Я не раз еще, не зная куда девать себя, ходил к этому оврагу, к тем далеко видным кустам жимолости и орешника, ходил туда и обратно, всякий раз убеждаясь в том, что дорога эта и впрямь никуда не ведет. Тропа шла только до оврага и никуда из него не выходила. Я доходил до них, до этих кустов, по этой дороге и возвращался обратно в мою палату.

Изредка, время от времени ко мне приходил врач.

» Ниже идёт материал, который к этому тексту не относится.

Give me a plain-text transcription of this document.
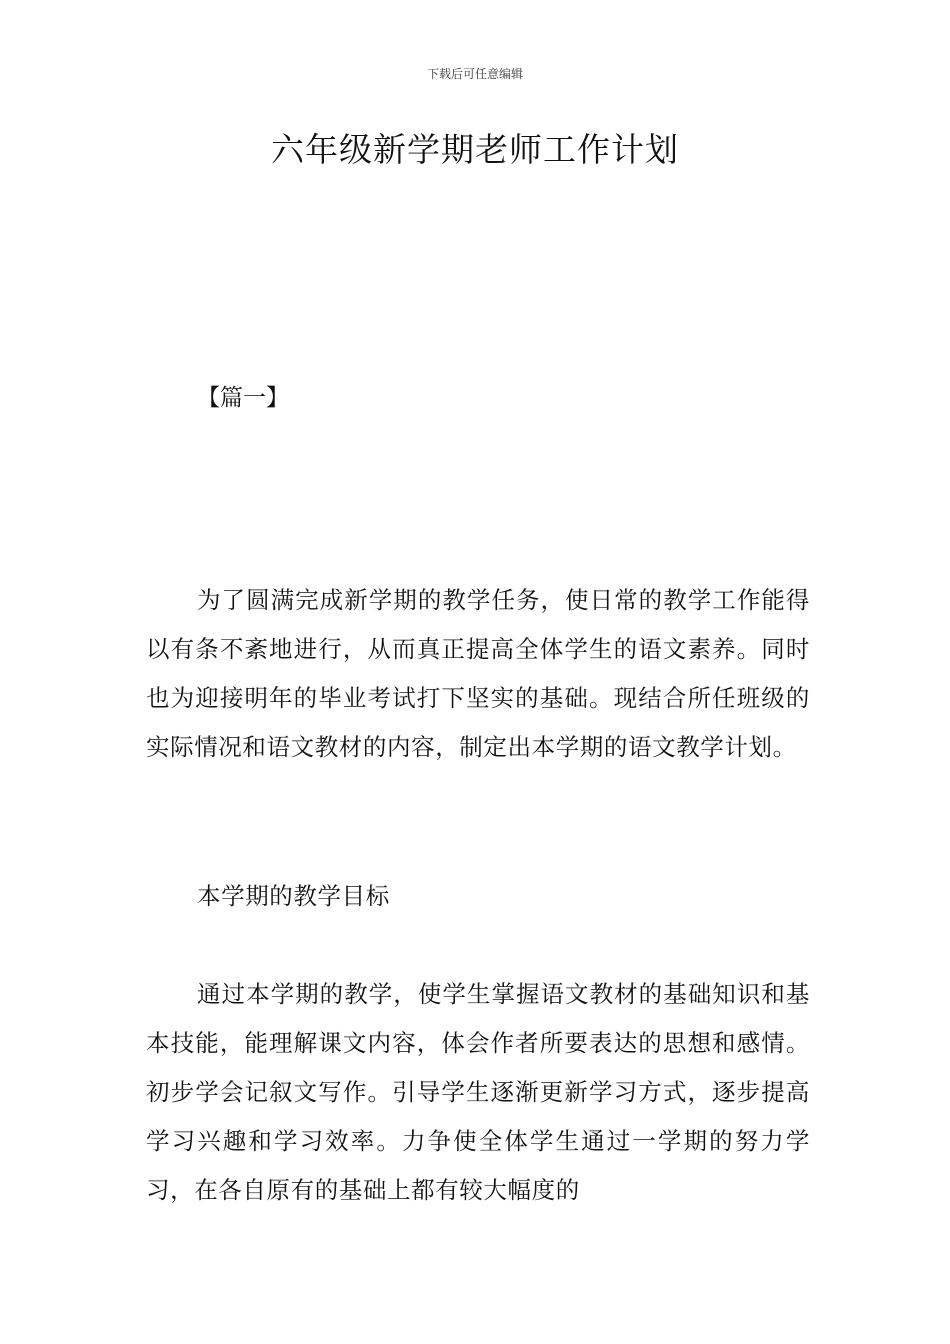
下载后可任意编辑
六年级新学期老师工作计划
【篇一】

为了圆满完成新学期的教学任务，使日常的教学工作能得以有条不紊地进行，从而真正提高全体学生的语文素养。同时也为迎接明年的毕业考试打下坚实的基础。现结合所任班级的实际情况和语文教材的内容，制定出本学期的语文教学计划。

本学期的教学目标

通过本学期的教学，使学生掌握语文教材的基础知识和基本技能，能理解课文内容，体会作者所要表达的思想和感情。初步学会记叙文写作。引导学生逐渐更新学习方式，逐步提高学习兴趣和学习效率。力争使全体学生通过一学期的努力学习，在各自原有的基础上都有较大幅度的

Врач у меня был очень тихий и застенчивый, очень милый человек, капитан медицинской службы. Он приходил ко мне не часто, к концу дня, как правило, и, как мне показалось, больше для того, чтобы поговорить, отдохнуть, может быть, ведь он Целый день работал, целый день был на ногах, а иногда и оперировал даже. Он неслышно входил ко мне в палату, задавал два-три вопроса о здоровье, как я спал, не болела ли голова. Брал со стола у меня книгу, долго ее листал и печально, сдержанно про себя улыбался. Капитан этот писал стихи. Он читал их мне по своей тетрадке в мелкую синюю клетку. Стихи были переписаны красными чернилами из автоматической ручки, тесно, строка на строку.

Мне запомнилось только несколько строк из поэмы, которую он читал мне в один из дней. В них, в этих строчках, запавших мне в память, шла речь о двух влюбленных молодых людях, живших неизвестно когда в таком вот средневековом городе, как тот, в котором мы находились теперь, читавших свою книгу любви перед таким же вот точно, как наше, на закате солнца окном. Рассказ о двух влюбленных, которых и смерть не могла разлучить... Прекрасно был описан город, и замок, и освещенное западающим солнцем окно.

Как будто это было где-то над нами, всего лишь этажом выше, в том же самом доме.

Странные, должен сказать, стихи и странная поэма, где время как бы остановилось...

Когда все это происходило, в каком все это было времени и веке, я не знал, как не знал того, кто были эти люди, о которых писал в своей поэме этот тихий человек, приходивший ко мне со своей тетрадкой. И стихи эти, никак вроде бы не связанные с тем, чем мы жили всегда, и особенно эти последние страшные несколько лет, о чем они были — о любви, о смерти; и этот старый город, в который я был закинут; и паша жизнь в это лето, на другой дон!» после того, как закончилась война,— все это тоже было как бы в другом веке, тоже неизвестно когда...

И эта книга, которую я с таким усилием читал, и стихи, которые читал мне мой врач,— все это неизвестно почему, самым причудливым образом соединилось для меня в одно.

Днем я выбирался в парк, садился на скамейку, в тень, но потом переходил на другую, ту, что стояла на солнце, потому что тут, в этой стране, я не знаю отчего, всегда было так, всегда в тени было холодно, а на солнце жарко.

И один из дней, когда я вот так же без цели вышел из своего корпуса и шел по аллее через весь этот обширно разросшийся госпитальный двор, не помню уж, куда я направлялся, я увидел человека, который, тяжело опираясь на палку, на костыль, шел немного впереди меня, за канавой, по тротуару, тут проложенному.